A non-compete clause is one type of post-termination restriction – also known as “restrictive covenants”- that an employer may seek to include in a contract of employment. The primary objective of restrictive covenants is to protect employers’ legitimate business interests. In the case of a non-compete clause, employers’ interests are protected by limiting an former employee’s activities such as by preventing them from working with a competitor, or by starting a competing business. For such clauses to be enforceable, they must be reasonable in scope, duration, and location. The time period for a non-compete clause will vary,-although a period of 6 to 12 months is not uncommon in employment contracts for senior employees.

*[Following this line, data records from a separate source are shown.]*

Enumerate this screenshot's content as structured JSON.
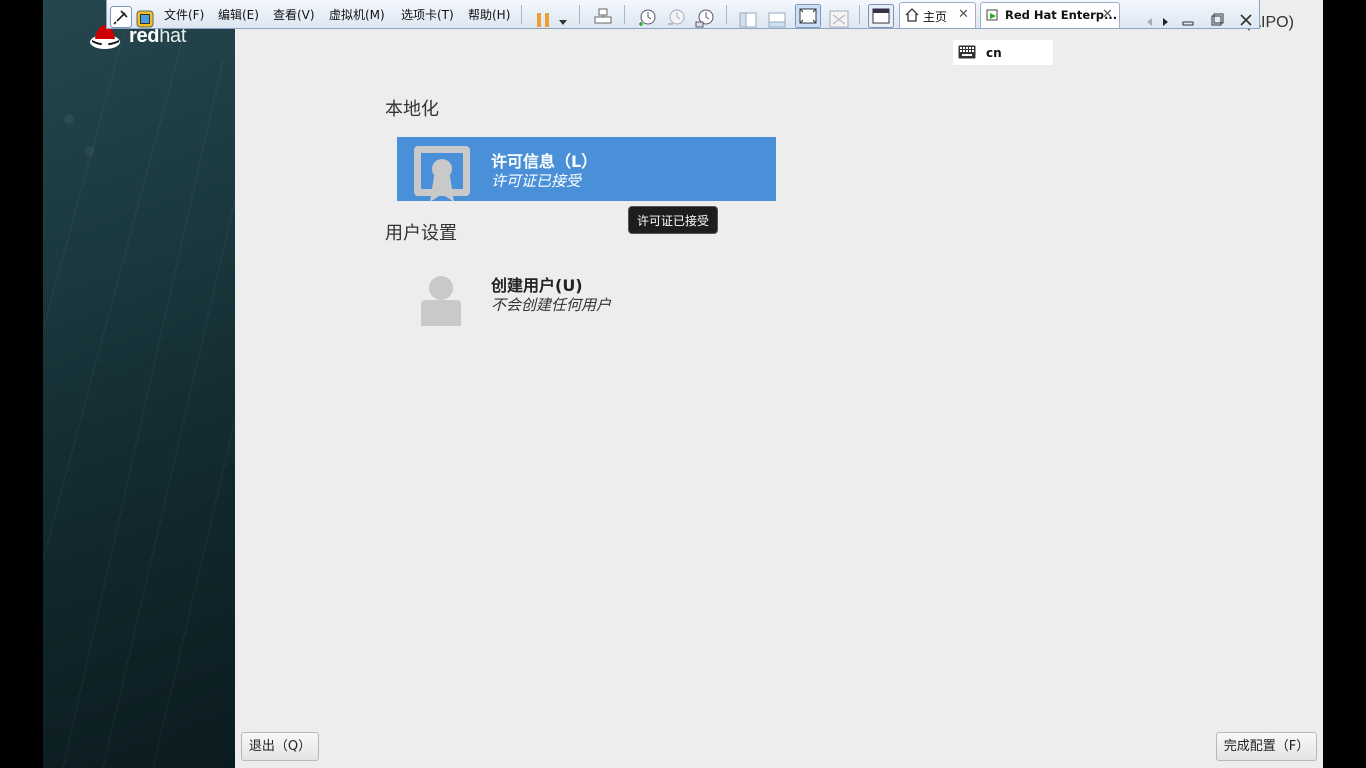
{
  "vm_toolbar": {
    "menus": [
      {
        "label": "文件(F)"
      },
      {
        "label": "编辑(E)"
      },
      {
        "label": "查看(V)"
      },
      {
        "label": "虚拟机(M)"
      },
      {
        "label": "选项卡(T)"
      },
      {
        "label": "帮助(H)"
      }
    ],
    "tabs": [
      {
        "label": "主页",
        "close": "✕"
      },
      {
        "label": "Red Hat Enterp...",
        "close": "✕"
      }
    ],
    "accent_color": "#f0a030"
  },
  "brand": {
    "bold": "red",
    "light": "hat"
  },
  "top_right": {
    "hostname": "(AIPO)",
    "keyboard_layout": "cn"
  },
  "sections": [
    {
      "title": "本地化",
      "spokes": [
        {
          "title": "许可信息（L）",
          "status": "许可证已接受",
          "selected": true,
          "icon": "license-icon"
        }
      ]
    },
    {
      "title": "用户设置",
      "spokes": [
        {
          "title": "创建用户(U)",
          "status": "不会创建任何用户",
          "selected": false,
          "icon": "user-icon"
        }
      ]
    }
  ],
  "tooltip": "许可证已接受",
  "buttons": {
    "quit": "退出（Q）",
    "finish": "完成配置（F）"
  },
  "colors": {
    "selected_spoke": "#4a90d9",
    "content_bg": "#ededed",
    "sidebar_bg": "#1b3a40"
  }
}
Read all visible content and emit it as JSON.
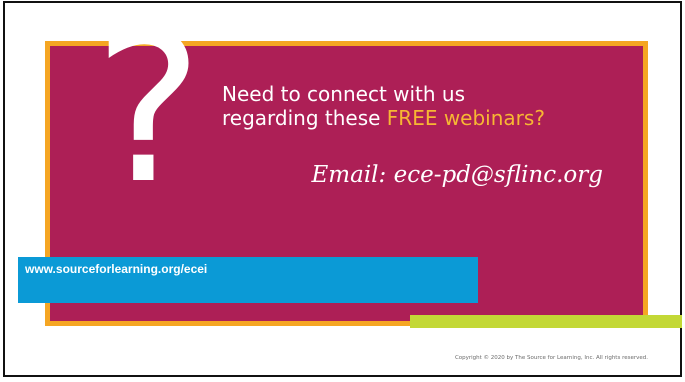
{
  "slide": {
    "question_mark": "?",
    "headline_line1": "Need to connect with us",
    "headline_line2_prefix": "regarding these ",
    "headline_line2_highlight": "FREE webinars?",
    "email": "Email: ece-pd@sflinc.org",
    "url": "www.sourceforlearning.org/ecei",
    "copyright": "Copyright © 2020 by The Source for Learning, Inc. All rights reserved."
  },
  "colors": {
    "panel_bg": "#ad1f56",
    "panel_border": "#f5a623",
    "highlight": "#f7b733",
    "url_bar": "#0b9ad6",
    "accent_bar": "#c3d836"
  }
}
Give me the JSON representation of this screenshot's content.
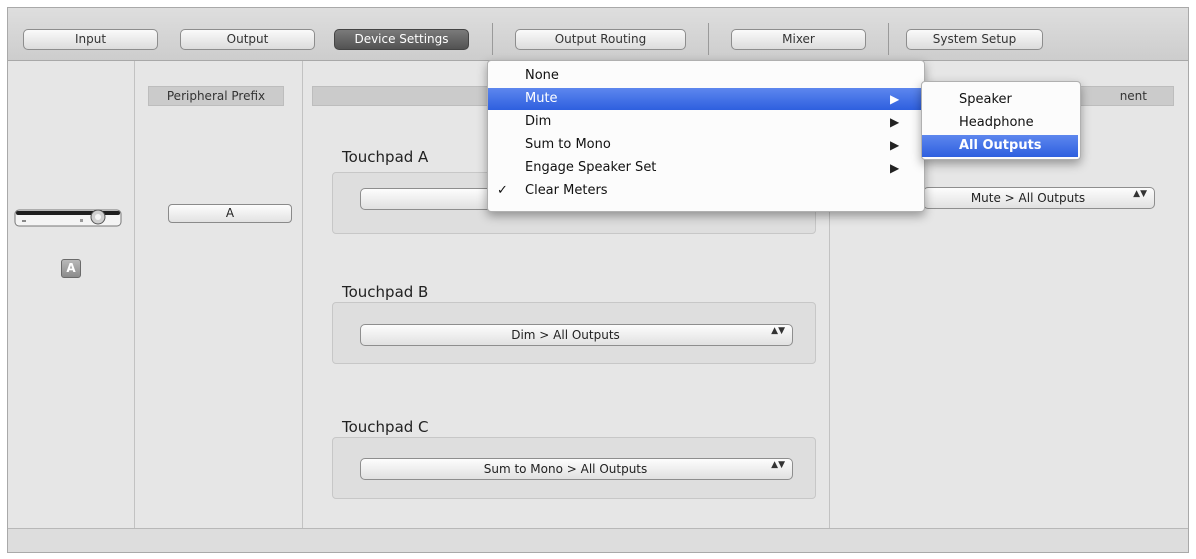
{
  "tabs": [
    {
      "label": "Input",
      "active": false
    },
    {
      "label": "Output",
      "active": false
    },
    {
      "label": "Device Settings",
      "active": true
    },
    {
      "label": "Output Routing",
      "active": false
    },
    {
      "label": "Mixer",
      "active": false
    },
    {
      "label": "System Setup",
      "active": false
    }
  ],
  "device": {
    "image_icon": "interface-device-icon",
    "badge": "A"
  },
  "peripheral": {
    "header": "Peripheral Prefix",
    "button": "A"
  },
  "touchpads": {
    "header_partial": "T",
    "a": {
      "label": "Touchpad A",
      "value": ""
    },
    "b": {
      "label": "Touchpad B",
      "value": "Dim > All Outputs"
    },
    "c": {
      "label": "Touchpad C",
      "value": "Sum to Mono > All Outputs"
    }
  },
  "right_panel": {
    "header_partial": "nent",
    "value": "Mute > All Outputs"
  },
  "menu": {
    "items": [
      {
        "label": "None",
        "checked": false,
        "submenu": false,
        "highlighted": false
      },
      {
        "label": "Mute",
        "checked": false,
        "submenu": true,
        "highlighted": true
      },
      {
        "label": "Dim",
        "checked": false,
        "submenu": true,
        "highlighted": false
      },
      {
        "label": "Sum to Mono",
        "checked": false,
        "submenu": true,
        "highlighted": false
      },
      {
        "label": "Engage Speaker Set",
        "checked": false,
        "submenu": true,
        "highlighted": false
      },
      {
        "label": "Clear Meters",
        "checked": true,
        "submenu": false,
        "highlighted": false
      }
    ],
    "check_glyph": "✓",
    "submenu_glyph": "▶"
  },
  "submenu": {
    "items": [
      {
        "label": "Speaker",
        "highlighted": false
      },
      {
        "label": "Headphone",
        "highlighted": false
      },
      {
        "label": "All Outputs",
        "highlighted": true
      }
    ]
  },
  "popup_arrows": "▲▼",
  "colors": {
    "highlight": "#3a6be3",
    "active_tab": "#5e5e5e"
  }
}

The government’s announcement makes clear that the changes will not affect other restrictive covenants, such as non-solicitation clauses, and that that employers will still be able to restrict non-competing activities during garden leave or notice periods. What remains unclear however, is whether a non-compete clause can still be offset against time spent on garden leave, as is typically seen in most cases at present. It is also ambiguous is whether the new changes will apply retrospectively to all contracts, as well as the timetable as to when they will come into effect.